Progressive Summarisation Trap
The most common mistake: Relying on the model to progressively summarise earlier context as the conversation grows. Each summarisation pass loses specific details — names, numbers, exact quotes, precise timestamps.
The fix: Extract concrete facts into persistent structured blocks that are carried forward verbatim. Do not ask the model to "summarise what we've discussed" — instead, maintain a structured facts section:
## Persistent Facts
- Customer: Jane Smith (ID: 12847)
- Order: #ORD-2024-8821, placed 2024-01-15
- Issue: Delivery address incorrect (postcode SW1A 1AA, should be SW1A 2AA)
- Status: Refund approved, reshipment pending
This block is copied forward exactly, not summarised. The model cannot lose these details.
Scratchpad Files
Use scratchpad files to persist findings across context boundaries during multi-step exploration.
When to use: Long-running tasks that may exceed the context window, or tasks where intermediate findings need to survive a context reset.
Pattern:
- Write findings to a scratchpad file as you discover them
- At context boundaries, read the scratchpad to restore state
- The scratchpad is a file on disk — it survives any context reset
Key distinction: Scratchpads are external persistence (files). Conversation history is internal persistence (context window). When the context window fills up, conversation history is lost — scratchpad files are not.
Error Propagation
Structured error context must include:
| Field | Purpose | Example |
|---|---|---|
| Failure type | What category of failure | "network_timeout", "validation_error" |
| Partial results | What was successfully retrieved | { "orders": [...], "payments": null } |
| Alternatives tried | What recovery was attempted | "Retried 2x, tried fallback endpoint" |
| Suggested action | What should happen next | "Escalate to support with order IDs" |
Never propagate generic error messages. "Something went wrong" gives the next agent (or human) nothing to work with. Structured error context enables intelligent recovery.

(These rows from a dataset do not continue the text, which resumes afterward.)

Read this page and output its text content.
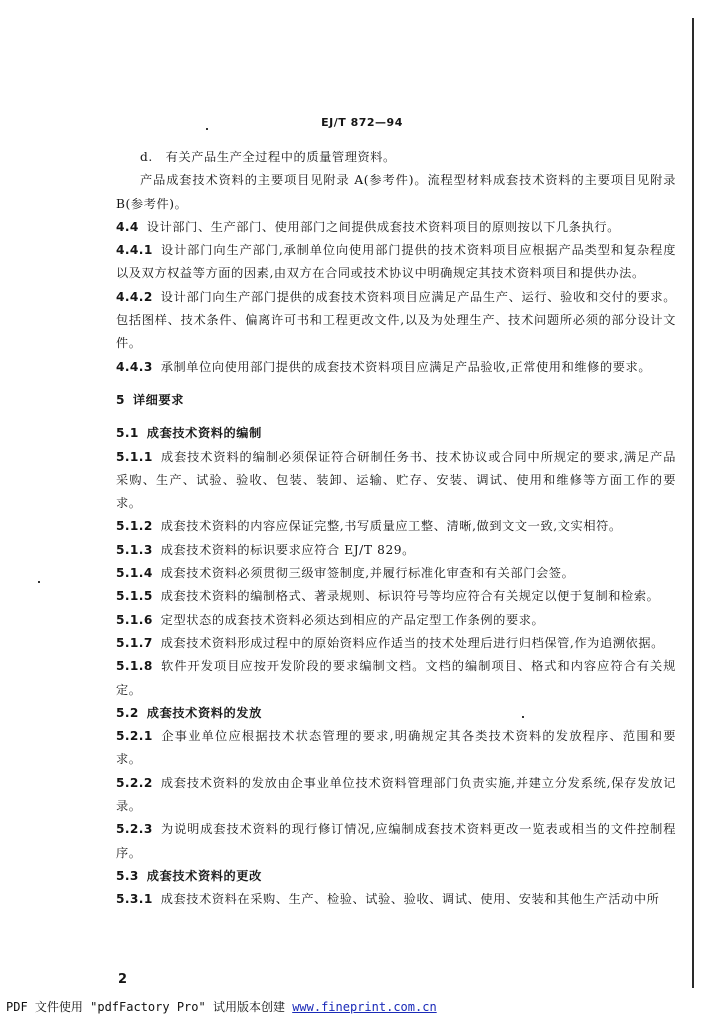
EJ/T 872—94

d.　有关产品生产全过程中的质量管理资料。

产品成套技术资料的主要项目见附录 A(参考件)。流程型材料成套技术资料的主要项目见附录 B(参考件)。

4.4 设计部门、生产部门、使用部门之间提供成套技术资料项目的原则按以下几条执行。

4.4.1 设计部门向生产部门,承制单位向使用部门提供的技术资料项目应根据产品类型和复杂程度以及双方权益等方面的因素,由双方在合同或技术协议中明确规定其技术资料项目和提供办法。

4.4.2 设计部门向生产部门提供的成套技术资料项目应满足产品生产、运行、验收和交付的要求。包括图样、技术条件、偏离许可书和工程更改文件,以及为处理生产、技术问题所必须的部分设计文件。

4.4.3 承制单位向使用部门提供的成套技术资料项目应满足产品验收,正常使用和维修的要求。

5 详细要求

5.1 成套技术资料的编制

5.1.1 成套技术资料的编制必须保证符合研制任务书、技术协议或合同中所规定的要求,满足产品采购、生产、试验、验收、包装、装卸、运输、贮存、安装、调试、使用和维修等方面工作的要求。

5.1.2 成套技术资料的内容应保证完整,书写质量应工整、清晰,做到文文一致,文实相符。

5.1.3 成套技术资料的标识要求应符合 EJ/T 829。

5.1.4 成套技术资料必须贯彻三级审签制度,并履行标准化审查和有关部门会签。

5.1.5 成套技术资料的编制格式、著录规则、标识符号等均应符合有关规定以便于复制和检索。

5.1.6 定型状态的成套技术资料必须达到相应的产品定型工作条例的要求。

5.1.7 成套技术资料形成过程中的原始资料应作适当的技术处理后进行归档保管,作为追溯依据。

5.1.8 软件开发项目应按开发阶段的要求编制文档。文档的编制项目、格式和内容应符合有关规定。

5.2 成套技术资料的发放

5.2.1 企事业单位应根据技术状态管理的要求,明确规定其各类技术资料的发放程序、范围和要求。

5.2.2 成套技术资料的发放由企事业单位技术资料管理部门负责实施,并建立分发系统,保存发放记录。

5.2.3 为说明成套技术资料的现行修订情况,应编制成套技术资料更改一览表或相当的文件控制程序。

5.3 成套技术资料的更改

5.3.1 成套技术资料在采购、生产、检验、试验、验收、调试、使用、安装和其他生产活动中所

2
PDF 文件使用 "pdfFactory Pro" 试用版本创建 www.fineprint.com.cn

Valid Empty Results vs Access Failures
| Situation | Type | Correct Action |
|---|---|---|
| Search returns 0 results | Valid empty | Accept — absence of data is the answer |
| API returns 401 Unauthorised | Access failure | Retry with correct credentials or escalate |
| Database query returns empty set | Valid empty | Accept — the record does not exist |
| Network timeout | Access failure | Retry or use fallback |
| Filter matches no items | Valid empty | Accept — refine the filter or report no matches |
| Rate limit (429) | Access failure | Wait and retry (respect Retry-After) |
The exam tests this distinction repeatedly. If the tool executed successfully and returned nothing, that is a valid result. If the tool failed to execute, that is an error requiring recovery.
Confidence Calibration & Stratified Validation
Aggregate metrics mask per-type issues. An overall accuracy of 95% can hide the fact that one category has 60% accuracy.
Stratified validation pattern:
- Group extractions by type/category
- Calculate per-type accuracy
- Identify categories where the model underperforms
- Apply targeted fixes (better examples, tighter schema) to weak categories
Stratified random sampling: Select validation samples from each category proportionally. This detects novel error patterns that random sampling across all categories would miss.
Key exam point: When the question mentions "high overall accuracy but users report errors", the answer is stratified validation — break down accuracy by category to find the weak spots.
Source Attribution
Structured claim-source mappings survive synthesis. Inline links do not.
| Approach | Survives Synthesis? | Use When |
|---|---|---|
Structured mapping: { claim: "...", source: "...", url: "...", date: "..." } | Yes | Production systems, multi-step pipelines |
| Inline links in text | No — lost during summarisation | Quick prototyping only |
Conflicting sources: Annotate both with provenance and dates. Never average conflicting claims or silently pick one. Present both with their sources and let the consumer decide.
Claim: "Context window is 200K tokens"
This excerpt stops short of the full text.